We are very fortunate to have an excellent local denture technician with strong ties to the practice.   

When a patient needs dentures to restore function and aesthetics we take impressions of the jaws which the technician uses to make plaster casts and create “bite blocks”.

At the next appointment we register the jaw relations and bite with the bite blocks and return them to the lab.

Next we are supplied with the teeth set up in wax so that we can do a try-in. At this appointment we will let the patient have a look at the shape, the size and the set-up of the teeth. We will check that we did register the bite correctly by looking at factors like free-space, speech and lip support. If there is anything that we are not happy with we can have it changed at this stage.

Once the patient and dentist is happy with the try-in it goes back to the lab to be finished in the chosen material.

The final appointment is the fit appointment. We would usually make some fine adjustments at this stage to make sure we have maximum contact of the denture teeth and remove any obvious spots that can cause discomfort.

From start to finish takes approximately four appointments with a week in between.

A new denture will nearly always need some adjustments after the fit appointment because the gums are not the same thickness or consistency everywhere. The result can be pressure points that develop. We ask patients with new or replacement dentures to wear the denture for at least a day before coming in for adjustments so that we can see exactly where the pressure point is (red mark on the gum). This allows us to judge where to ease the denture to relieve the discomfort without sacrificing on retention. The soft tissues also mould around a denture so the denture become more harmonious with the mouth after a week or two.    

Dentures can be made with acrylic, chrome-cobalt (metal) or poly-vinyl (flexible)  bases and the teeth can either be made of acrylic, porcelain or composite. Your dentist will explain the benefits of each applicable material and together you can decide on the denture that will be right for you.

Clear Aligners

Clear aligners is another type of orthodontic treatment that is available at The Tuddenham Road Dental Surgery. The treatment comprises a series of clear positioners similar to sports guards. The custom trays are made from a hard clear plastic that sits on the teeth like a sports guard. The positioners are only a fraction of a millimetre thick which makes it virtually undetectable when worn. 

We take a set of impressions which then goes to a specialist lab where they scan them and use a software program to produce a series of models to gently move the teeth into their ideal positions. Using 3D printing they then produce models on which they manufacture the positioners. Typically there is 0.5mm difference in the position of the teeth that needs to be moved on every consecutive tray. 

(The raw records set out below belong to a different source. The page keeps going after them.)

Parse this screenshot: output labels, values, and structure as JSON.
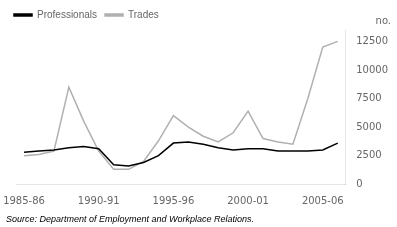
{
  "chart_data": {
    "type": "line",
    "ylabel": "no.",
    "annotations": [
      "Source: Department of Employment and Workplace Relations."
    ],
    "x": [
      1985,
      1986,
      1987,
      1988,
      1989,
      1990,
      1991,
      1992,
      1993,
      1994,
      1995,
      1996,
      1997,
      1998,
      1999,
      2000,
      2001,
      2002,
      2003,
      2004,
      2005,
      2006
    ],
    "series": [
      {
        "name": "Professionals",
        "color": "#000000",
        "values": [
          2800,
          2900,
          3000,
          3200,
          3300,
          3100,
          1700,
          1600,
          1900,
          2500,
          3600,
          3700,
          3500,
          3200,
          3000,
          3100,
          3100,
          2900,
          2900,
          2900,
          3000,
          3600
        ]
      },
      {
        "name": "Trades",
        "color": "#b0b0b0",
        "values": [
          2500,
          2600,
          2900,
          8500,
          5500,
          2900,
          1300,
          1300,
          2000,
          3800,
          6000,
          5000,
          4200,
          3700,
          4500,
          6400,
          4000,
          3700,
          3500,
          7500,
          12000,
          12500
        ]
      }
    ],
    "xlim": [
      1984.5,
      2006.5
    ],
    "xticks": [
      {
        "value": 1985,
        "label": "1985-86"
      },
      {
        "value": 1990,
        "label": "1990-91"
      },
      {
        "value": 1995,
        "label": "1995-96"
      },
      {
        "value": 2000,
        "label": "2000-01"
      },
      {
        "value": 2005,
        "label": "2005-06"
      }
    ],
    "ylim": [
      0,
      13500
    ],
    "yticks": [
      0,
      2500,
      5000,
      7500,
      10000,
      12500
    ],
    "grid": false,
    "legend": "upper left"
  }
}
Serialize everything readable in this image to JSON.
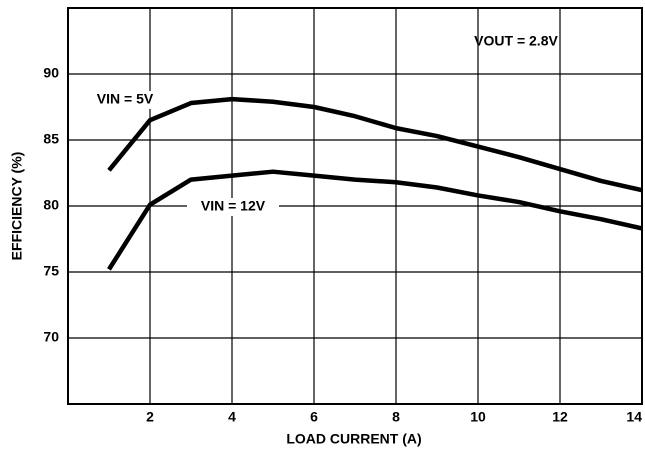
{
  "chart_data": {
    "type": "line",
    "x_label": "LOAD CURRENT (A)",
    "y_label": "EFFICIENCY (%)",
    "annotation": "VOUT = 2.8V",
    "x": [
      1,
      2,
      3,
      4,
      5,
      6,
      7,
      8,
      9,
      10,
      11,
      12,
      13,
      14
    ],
    "series": [
      {
        "name": "VIN = 5V",
        "color": "#000000",
        "values": [
          82.7,
          86.5,
          87.8,
          88.1,
          87.9,
          87.5,
          86.8,
          85.9,
          85.3,
          84.5,
          83.7,
          82.8,
          81.9,
          81.2
        ]
      },
      {
        "name": "VIN = 12V",
        "color": "#000000",
        "values": [
          75.2,
          80.1,
          82.0,
          82.3,
          82.6,
          82.3,
          82.0,
          81.8,
          81.4,
          80.8,
          80.3,
          79.6,
          79.0,
          78.3
        ]
      }
    ],
    "xlim": [
      0,
      14
    ],
    "xticks": [
      2,
      4,
      6,
      8,
      10,
      12,
      14
    ],
    "ylim": [
      65,
      95
    ],
    "yticks": [
      70,
      75,
      80,
      85,
      90
    ],
    "grid": true
  }
}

Each positioner is worn for two weeks at a time for at least 20 hours per day to achieve the movement.
The advantage of clear aligners are the fact that you can remove them to eat and to clean your teeth. They are very discreet and you can leave them out if you have an important social engagement for instance.

The disadvantage is that we are not in control of the final result, this is determined by the technician that is responsible for programming the computer. They will typically indicate where we need to slenderise the teeth(minimal filing of the contact areas) to allow the teeth to slide by each other and to create the space for aligning the arch.
It is also the responsibility of the patient to wear the positioners otherwise there will be no movement of the teeth. Treatment with Clear Positioners takes longer than fixed braces such as Six Month Smiles and are more expensive because of higher lab fees.